The museum is a concrete, triangle shaped hall with rooms weaving off the sides. To get to the other end of the museum, you have to go through all these rooms that go chronologically through the Holocaust. It was really busy today so I couldn’t take as much time as I wanted to in there, looking at everything, at all the possessions of Holocaust victims, at explanations of the ghettos, and the concentration camps. I got to see how all of these people that were murdered, humiliated, and tortured were real people. They were regular humans just like us, who went to school, went to work, had families, had hobbies, and did the same things we did.
There was a lot of anti-semitism during that time and all throughout history really. Many Jews just haven’t had it very good. Hitler had a particular hatred for them and when he was in prison he wrote Mein Kampf, which is both an autobiography and writings explaining his socialist, nazism, political ideologies. In there he wrote how Jews are not even people, that they cannot be considered human beings. Because of those thoughts, they felt it was okay to completely exterminate them.

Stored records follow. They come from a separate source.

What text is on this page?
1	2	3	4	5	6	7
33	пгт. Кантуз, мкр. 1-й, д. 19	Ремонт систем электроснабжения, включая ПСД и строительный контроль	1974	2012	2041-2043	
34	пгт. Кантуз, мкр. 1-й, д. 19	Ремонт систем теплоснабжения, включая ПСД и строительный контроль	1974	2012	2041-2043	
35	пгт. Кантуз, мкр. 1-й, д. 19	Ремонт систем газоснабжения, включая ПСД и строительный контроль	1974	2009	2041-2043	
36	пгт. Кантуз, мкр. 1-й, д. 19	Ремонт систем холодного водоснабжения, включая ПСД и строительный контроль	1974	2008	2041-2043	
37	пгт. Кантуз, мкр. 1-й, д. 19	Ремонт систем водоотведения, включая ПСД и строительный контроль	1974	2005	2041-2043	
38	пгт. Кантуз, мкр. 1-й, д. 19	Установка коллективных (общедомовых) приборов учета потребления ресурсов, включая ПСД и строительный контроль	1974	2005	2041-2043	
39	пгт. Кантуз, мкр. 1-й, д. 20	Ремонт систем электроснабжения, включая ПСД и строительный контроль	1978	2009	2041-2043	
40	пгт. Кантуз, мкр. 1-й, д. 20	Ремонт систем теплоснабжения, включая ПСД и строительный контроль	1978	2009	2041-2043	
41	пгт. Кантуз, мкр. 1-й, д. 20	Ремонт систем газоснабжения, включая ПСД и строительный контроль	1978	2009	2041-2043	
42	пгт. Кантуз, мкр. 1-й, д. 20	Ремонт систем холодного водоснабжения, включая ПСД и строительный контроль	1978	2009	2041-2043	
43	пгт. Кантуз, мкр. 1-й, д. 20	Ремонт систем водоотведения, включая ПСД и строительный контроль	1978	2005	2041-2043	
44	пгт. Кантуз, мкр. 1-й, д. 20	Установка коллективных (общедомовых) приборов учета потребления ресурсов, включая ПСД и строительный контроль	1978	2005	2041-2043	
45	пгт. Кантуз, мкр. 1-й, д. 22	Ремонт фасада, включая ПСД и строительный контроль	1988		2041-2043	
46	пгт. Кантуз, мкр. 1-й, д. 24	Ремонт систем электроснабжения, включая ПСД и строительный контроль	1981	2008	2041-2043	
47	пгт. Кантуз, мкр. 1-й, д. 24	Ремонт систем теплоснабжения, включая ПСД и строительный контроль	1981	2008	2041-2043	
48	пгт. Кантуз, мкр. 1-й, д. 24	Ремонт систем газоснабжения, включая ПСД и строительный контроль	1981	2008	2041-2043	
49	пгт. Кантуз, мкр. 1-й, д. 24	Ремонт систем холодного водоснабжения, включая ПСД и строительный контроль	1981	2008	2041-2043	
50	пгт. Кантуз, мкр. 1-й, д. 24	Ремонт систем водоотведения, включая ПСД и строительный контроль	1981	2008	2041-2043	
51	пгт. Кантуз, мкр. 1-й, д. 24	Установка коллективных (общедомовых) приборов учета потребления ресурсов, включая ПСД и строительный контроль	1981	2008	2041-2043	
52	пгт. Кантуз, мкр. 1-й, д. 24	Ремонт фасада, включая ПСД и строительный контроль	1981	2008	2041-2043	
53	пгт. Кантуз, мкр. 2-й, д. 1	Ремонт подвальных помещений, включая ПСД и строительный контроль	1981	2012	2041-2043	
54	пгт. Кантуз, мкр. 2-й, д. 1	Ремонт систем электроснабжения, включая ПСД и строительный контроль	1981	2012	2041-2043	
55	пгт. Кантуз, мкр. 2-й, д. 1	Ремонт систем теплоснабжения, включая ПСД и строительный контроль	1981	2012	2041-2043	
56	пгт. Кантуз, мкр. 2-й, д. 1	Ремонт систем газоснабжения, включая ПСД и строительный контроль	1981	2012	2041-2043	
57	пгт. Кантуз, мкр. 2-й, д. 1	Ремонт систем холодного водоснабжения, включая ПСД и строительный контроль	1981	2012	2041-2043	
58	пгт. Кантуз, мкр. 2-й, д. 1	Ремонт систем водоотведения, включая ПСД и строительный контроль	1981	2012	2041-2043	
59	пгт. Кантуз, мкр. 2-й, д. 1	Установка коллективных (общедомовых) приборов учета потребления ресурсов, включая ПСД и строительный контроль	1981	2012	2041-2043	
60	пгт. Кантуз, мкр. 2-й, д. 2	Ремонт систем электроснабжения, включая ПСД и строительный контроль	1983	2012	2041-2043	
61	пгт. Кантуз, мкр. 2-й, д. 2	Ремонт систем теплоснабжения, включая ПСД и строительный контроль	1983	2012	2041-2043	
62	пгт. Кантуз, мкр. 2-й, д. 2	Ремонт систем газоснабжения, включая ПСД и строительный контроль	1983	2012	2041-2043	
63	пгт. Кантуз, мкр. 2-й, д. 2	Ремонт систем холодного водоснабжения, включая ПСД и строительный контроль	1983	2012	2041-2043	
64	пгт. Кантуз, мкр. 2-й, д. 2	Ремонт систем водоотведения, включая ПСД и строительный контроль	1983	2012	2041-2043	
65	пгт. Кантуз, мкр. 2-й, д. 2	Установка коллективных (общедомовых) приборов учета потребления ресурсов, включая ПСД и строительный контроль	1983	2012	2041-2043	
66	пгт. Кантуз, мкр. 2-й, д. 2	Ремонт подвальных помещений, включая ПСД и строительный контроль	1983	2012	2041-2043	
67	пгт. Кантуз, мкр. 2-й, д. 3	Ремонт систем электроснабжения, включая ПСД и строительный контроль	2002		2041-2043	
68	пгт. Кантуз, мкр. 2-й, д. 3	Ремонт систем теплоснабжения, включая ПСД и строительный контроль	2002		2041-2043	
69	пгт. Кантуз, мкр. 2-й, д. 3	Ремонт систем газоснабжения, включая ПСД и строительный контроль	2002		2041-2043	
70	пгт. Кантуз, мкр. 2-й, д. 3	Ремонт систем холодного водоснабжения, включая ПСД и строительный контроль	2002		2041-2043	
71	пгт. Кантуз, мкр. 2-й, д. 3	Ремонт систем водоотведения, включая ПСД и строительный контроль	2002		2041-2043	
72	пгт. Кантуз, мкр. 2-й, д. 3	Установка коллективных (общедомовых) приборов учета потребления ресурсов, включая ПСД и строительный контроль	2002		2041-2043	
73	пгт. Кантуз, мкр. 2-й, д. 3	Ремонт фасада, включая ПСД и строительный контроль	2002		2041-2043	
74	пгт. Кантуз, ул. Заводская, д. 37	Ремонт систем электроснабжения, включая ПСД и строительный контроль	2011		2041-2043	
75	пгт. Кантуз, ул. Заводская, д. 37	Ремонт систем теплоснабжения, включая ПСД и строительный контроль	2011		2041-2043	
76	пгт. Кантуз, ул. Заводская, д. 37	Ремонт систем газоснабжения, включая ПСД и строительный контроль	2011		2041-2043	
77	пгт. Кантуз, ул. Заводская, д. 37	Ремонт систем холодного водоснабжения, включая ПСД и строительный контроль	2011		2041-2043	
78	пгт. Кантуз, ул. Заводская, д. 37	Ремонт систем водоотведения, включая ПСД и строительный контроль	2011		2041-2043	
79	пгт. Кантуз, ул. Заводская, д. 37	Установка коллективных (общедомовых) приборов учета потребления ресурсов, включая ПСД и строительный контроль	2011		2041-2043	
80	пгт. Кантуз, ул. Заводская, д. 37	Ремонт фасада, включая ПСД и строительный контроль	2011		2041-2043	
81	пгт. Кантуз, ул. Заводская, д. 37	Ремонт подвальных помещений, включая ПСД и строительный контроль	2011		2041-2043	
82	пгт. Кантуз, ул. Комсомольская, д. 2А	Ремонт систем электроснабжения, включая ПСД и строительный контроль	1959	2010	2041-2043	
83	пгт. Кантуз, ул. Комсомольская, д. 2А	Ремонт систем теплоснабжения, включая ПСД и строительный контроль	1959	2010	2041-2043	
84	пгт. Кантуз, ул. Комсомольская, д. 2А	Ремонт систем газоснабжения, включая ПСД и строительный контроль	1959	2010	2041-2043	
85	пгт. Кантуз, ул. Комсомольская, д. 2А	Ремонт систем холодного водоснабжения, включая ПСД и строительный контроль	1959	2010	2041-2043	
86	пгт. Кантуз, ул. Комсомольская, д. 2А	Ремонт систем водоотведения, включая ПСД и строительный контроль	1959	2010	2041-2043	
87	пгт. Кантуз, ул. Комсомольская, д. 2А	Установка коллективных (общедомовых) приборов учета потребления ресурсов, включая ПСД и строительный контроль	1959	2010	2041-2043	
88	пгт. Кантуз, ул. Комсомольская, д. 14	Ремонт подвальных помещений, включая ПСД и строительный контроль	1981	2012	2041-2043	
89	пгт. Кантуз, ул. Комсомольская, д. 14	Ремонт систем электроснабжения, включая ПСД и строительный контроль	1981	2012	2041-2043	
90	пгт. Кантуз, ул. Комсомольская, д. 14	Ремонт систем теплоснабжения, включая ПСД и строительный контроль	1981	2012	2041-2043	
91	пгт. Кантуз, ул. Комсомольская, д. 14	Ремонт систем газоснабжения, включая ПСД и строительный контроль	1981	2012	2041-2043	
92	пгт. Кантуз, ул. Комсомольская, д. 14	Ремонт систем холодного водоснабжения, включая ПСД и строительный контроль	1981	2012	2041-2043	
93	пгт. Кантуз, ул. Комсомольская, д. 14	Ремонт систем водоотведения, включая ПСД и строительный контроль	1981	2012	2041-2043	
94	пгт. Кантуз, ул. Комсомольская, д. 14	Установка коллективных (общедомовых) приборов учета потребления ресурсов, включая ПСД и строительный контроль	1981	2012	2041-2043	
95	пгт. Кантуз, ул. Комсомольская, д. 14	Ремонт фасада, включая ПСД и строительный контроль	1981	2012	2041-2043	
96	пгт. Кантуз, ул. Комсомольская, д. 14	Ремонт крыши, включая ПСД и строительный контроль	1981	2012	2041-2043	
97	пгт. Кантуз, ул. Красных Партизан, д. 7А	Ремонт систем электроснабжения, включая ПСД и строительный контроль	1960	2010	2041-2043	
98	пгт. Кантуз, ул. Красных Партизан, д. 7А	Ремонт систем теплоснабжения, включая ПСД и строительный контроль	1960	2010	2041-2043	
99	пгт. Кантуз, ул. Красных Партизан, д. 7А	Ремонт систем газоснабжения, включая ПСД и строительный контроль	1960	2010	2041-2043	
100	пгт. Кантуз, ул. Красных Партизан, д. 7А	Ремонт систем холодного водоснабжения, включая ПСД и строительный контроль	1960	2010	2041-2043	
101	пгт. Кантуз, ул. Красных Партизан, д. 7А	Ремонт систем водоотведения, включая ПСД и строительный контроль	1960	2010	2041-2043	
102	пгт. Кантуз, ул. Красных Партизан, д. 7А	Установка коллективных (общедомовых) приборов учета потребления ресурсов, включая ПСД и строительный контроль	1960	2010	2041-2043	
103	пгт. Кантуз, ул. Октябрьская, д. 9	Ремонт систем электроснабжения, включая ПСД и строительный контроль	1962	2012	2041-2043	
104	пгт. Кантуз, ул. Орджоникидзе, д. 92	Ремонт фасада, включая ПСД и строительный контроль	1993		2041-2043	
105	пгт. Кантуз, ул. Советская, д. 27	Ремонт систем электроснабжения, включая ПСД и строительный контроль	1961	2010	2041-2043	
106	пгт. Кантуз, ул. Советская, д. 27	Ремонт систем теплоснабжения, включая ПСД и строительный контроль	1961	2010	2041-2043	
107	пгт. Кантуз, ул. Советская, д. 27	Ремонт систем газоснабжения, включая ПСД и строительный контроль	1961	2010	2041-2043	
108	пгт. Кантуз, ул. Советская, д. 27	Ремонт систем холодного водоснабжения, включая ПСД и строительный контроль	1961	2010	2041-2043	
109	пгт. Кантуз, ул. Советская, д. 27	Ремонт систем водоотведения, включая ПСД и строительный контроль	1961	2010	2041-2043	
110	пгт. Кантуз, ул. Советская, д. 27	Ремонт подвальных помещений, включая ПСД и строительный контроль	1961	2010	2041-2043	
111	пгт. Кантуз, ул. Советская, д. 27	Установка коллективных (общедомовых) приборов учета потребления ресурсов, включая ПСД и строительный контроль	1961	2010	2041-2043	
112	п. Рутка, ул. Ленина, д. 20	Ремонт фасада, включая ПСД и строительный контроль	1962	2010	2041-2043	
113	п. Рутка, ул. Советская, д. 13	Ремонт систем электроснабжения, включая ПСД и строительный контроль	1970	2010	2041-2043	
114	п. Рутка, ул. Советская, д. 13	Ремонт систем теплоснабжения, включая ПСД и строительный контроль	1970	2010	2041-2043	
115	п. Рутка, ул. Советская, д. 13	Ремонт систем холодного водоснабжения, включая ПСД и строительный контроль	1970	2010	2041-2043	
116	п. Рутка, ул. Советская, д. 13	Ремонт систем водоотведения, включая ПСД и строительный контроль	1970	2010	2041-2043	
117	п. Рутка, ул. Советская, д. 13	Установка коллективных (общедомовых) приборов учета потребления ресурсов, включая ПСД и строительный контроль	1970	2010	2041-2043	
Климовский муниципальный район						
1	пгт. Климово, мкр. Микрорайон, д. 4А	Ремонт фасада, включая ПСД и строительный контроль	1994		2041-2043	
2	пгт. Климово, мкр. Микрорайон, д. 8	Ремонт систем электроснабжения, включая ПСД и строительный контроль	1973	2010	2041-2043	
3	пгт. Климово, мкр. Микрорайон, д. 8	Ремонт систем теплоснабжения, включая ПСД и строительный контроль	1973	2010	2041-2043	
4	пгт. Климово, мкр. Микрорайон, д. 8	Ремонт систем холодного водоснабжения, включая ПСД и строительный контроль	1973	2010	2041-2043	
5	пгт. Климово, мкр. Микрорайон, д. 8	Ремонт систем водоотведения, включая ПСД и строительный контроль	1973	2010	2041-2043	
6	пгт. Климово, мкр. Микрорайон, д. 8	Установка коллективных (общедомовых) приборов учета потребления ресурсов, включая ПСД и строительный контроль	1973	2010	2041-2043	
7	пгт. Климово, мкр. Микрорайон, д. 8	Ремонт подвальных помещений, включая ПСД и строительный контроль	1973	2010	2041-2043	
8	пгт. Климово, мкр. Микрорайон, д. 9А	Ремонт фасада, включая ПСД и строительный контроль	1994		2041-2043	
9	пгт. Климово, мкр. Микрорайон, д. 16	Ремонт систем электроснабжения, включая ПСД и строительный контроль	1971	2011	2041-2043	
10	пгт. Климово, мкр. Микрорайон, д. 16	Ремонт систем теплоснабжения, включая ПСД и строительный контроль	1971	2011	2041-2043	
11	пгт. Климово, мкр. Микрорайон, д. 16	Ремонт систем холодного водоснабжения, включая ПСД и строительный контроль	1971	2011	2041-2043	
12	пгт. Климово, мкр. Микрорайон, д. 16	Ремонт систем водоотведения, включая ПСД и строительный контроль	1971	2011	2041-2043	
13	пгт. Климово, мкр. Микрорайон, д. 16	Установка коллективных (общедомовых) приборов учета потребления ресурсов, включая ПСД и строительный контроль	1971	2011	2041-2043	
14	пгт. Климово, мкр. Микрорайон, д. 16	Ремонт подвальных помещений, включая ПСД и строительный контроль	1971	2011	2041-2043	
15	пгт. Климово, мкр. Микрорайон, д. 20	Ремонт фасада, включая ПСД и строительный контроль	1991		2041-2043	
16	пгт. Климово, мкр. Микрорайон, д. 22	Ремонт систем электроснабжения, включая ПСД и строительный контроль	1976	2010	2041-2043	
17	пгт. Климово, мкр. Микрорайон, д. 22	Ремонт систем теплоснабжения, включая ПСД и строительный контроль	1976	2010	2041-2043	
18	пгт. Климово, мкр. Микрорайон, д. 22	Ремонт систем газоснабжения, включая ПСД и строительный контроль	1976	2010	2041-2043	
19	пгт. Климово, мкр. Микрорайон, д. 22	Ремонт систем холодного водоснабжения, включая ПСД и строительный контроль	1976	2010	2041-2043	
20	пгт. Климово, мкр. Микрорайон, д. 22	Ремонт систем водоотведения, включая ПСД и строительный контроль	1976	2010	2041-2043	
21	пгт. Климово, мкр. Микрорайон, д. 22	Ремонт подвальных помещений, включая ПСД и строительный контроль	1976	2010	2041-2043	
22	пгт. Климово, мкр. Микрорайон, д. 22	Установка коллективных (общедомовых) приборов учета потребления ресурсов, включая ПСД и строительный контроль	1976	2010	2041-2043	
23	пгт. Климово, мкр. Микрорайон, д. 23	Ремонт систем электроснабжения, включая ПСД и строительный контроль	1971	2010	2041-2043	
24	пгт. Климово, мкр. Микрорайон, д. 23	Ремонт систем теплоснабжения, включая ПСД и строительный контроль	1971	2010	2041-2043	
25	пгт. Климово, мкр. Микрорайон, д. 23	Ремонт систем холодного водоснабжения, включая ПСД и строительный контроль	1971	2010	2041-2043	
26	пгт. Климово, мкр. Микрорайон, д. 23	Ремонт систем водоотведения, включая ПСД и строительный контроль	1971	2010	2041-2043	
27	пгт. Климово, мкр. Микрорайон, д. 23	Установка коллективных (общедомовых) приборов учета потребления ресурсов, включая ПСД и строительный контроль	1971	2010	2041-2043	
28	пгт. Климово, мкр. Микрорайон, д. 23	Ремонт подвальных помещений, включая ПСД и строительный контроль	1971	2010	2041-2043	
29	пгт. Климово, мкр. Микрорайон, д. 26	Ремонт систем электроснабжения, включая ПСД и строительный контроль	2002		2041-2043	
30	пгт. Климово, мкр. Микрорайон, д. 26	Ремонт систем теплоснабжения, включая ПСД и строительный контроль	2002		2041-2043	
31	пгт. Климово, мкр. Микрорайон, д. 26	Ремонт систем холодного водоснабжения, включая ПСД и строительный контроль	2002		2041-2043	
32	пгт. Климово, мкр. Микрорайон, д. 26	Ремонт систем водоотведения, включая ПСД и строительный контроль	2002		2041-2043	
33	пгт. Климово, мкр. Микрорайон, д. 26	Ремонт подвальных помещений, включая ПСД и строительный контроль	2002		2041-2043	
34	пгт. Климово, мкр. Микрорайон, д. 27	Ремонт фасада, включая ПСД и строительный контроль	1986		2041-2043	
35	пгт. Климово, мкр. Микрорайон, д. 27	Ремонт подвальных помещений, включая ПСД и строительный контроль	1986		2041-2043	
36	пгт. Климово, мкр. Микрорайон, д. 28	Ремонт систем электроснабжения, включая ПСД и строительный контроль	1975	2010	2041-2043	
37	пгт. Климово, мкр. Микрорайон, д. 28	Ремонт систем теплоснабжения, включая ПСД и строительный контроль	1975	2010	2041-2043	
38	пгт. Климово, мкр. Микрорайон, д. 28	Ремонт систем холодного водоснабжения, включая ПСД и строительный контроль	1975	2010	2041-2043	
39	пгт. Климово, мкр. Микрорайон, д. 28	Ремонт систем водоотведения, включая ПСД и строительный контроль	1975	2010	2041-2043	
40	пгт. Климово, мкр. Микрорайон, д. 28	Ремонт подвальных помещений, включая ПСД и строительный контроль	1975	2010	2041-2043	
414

Six million Jews were exterminated during the Holocaust. These people were brutally murdered. Why? No one really understands. Jews have been persecuted for so long. Some people think that they might have been singled out because they wouldn’t assimilate with all of the other people. They had their own religion and their own practices and it was just easier for them to live together. Also, Jews were powerful and had money. They were just different people. The earlier roots of some of their persecution also is that Jews were responsible for the death of Christ. However, none of these reasons justify what happened to them. Nothing could ever justify for the physical and psychological pain and suffering they were subjected to.
This is the Hall of Names inside the museum. They have named as many victimized, murdered Jews as possible. A large part of Yad Veshem is research and they study all about the Holocaust and about the people. They want to name and recognize as many as they can. It was so much more real to me going to this Holocaust memorial in Jerusalem because this is where all of the Jews are at today. It is such an important part of these people’s history.

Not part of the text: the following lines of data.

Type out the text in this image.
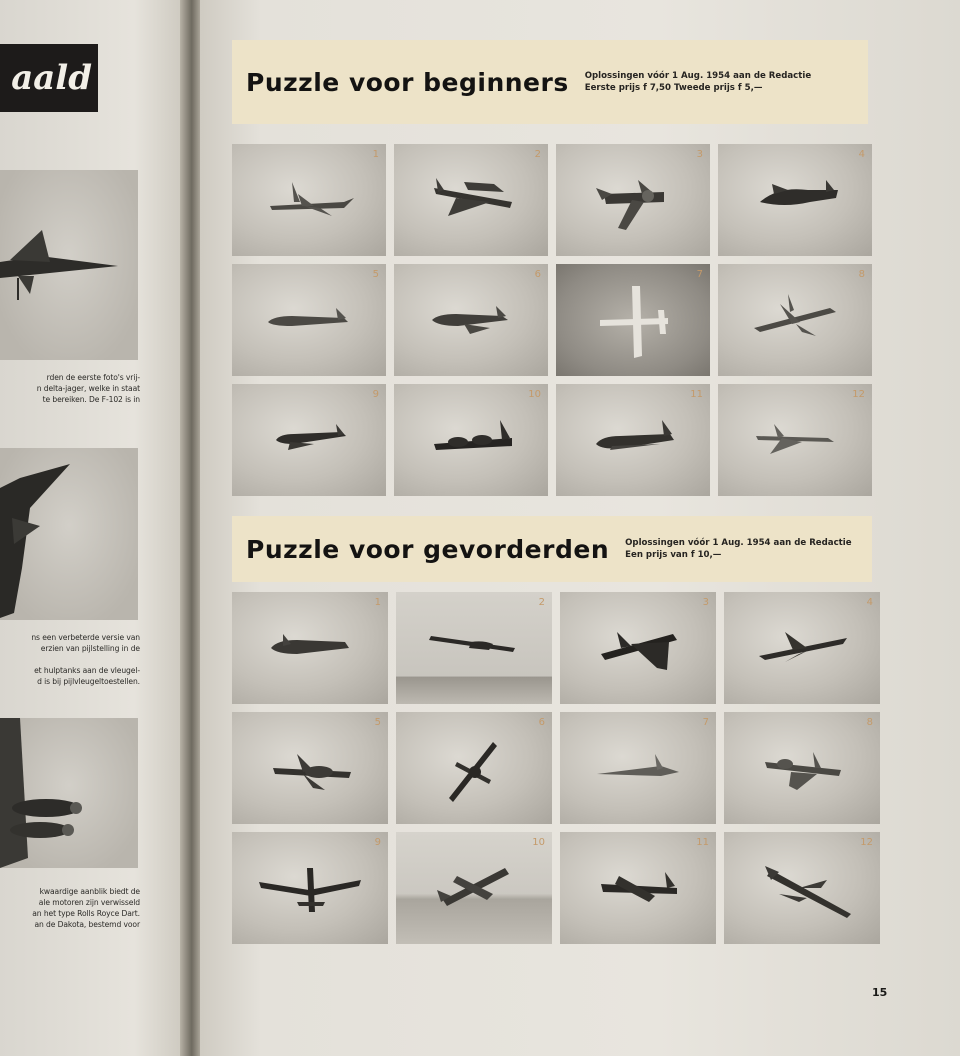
aald
rden de eerste foto's vrij-
n delta-jager, welke in staat
te bereiken. De F-102 is in
ns een verbeterde versie van
erzien van pijlstelling in de

et hulptanks aan de vleugel-
d is bij pijlvleugeltoestellen.
kwaardige aanblik biedt de
ale motoren zijn verwisseld
an het type Rolls Royce Dart.
an de Dakota, bestemd voor
Puzzle voor beginners Oplossingen vóór 1 Aug. 1954 aan de Redactie
Eerste prijs f 7,50 Tweede prijs f 5,—
1	2	3	4
5	6	7	8
9	10	11	12
Puzzle voor gevorderden Oplossingen vóór 1 Aug. 1954 aan de Redactie
Een prijs van f 10,—
1	2	3	4
5	6	7	8
9	10	11	12
15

More gruesome notes on the Holocaust:
-In some concentration camps, the people were given a slice of bread and some yogurt or something, which is hardly 200 calories. How could you survive? You couldn’t. Many people’s goals was just to survive another day, another minute. So many of them couldn’t do it. The few that did survive were subject to the most intense psychological horrors.
-They had to go on death marches, where they walked around Europe, in snow often times. One blanket was given to four people.

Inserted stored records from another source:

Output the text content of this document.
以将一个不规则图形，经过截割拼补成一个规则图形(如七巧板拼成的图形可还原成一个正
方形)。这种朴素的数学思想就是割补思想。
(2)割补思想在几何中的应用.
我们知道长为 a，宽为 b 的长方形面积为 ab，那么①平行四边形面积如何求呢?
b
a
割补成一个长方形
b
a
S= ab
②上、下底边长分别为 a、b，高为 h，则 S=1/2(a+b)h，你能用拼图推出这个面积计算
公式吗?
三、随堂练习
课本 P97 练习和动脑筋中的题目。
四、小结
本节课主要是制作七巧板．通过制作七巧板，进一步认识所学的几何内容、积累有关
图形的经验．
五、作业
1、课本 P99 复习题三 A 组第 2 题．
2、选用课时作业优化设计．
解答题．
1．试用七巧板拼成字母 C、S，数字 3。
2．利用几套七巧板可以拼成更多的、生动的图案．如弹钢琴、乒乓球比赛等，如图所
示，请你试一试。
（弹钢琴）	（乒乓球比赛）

-“A child is orphaned when it loses its parents. A nation is orphaned when it loses its children.”
-There were over 1000 ghettos in Eastern Europe; zero in Western Europe.
-Jews were stripped before they went into gas chambers, so humiliating. Then they would be packed into the gas chambers and annihilated with Cyclone B, which was an insecticide. After they were all dead, officers would go in and take the bodies to the crematoriums. Officers would also get gassed after being there for too long. They had to be cycled through.
Adolf Hitler was only one man, and because of him, six million men, women, and children died.
“Liberated but not free – that was the paradox of the Jews.”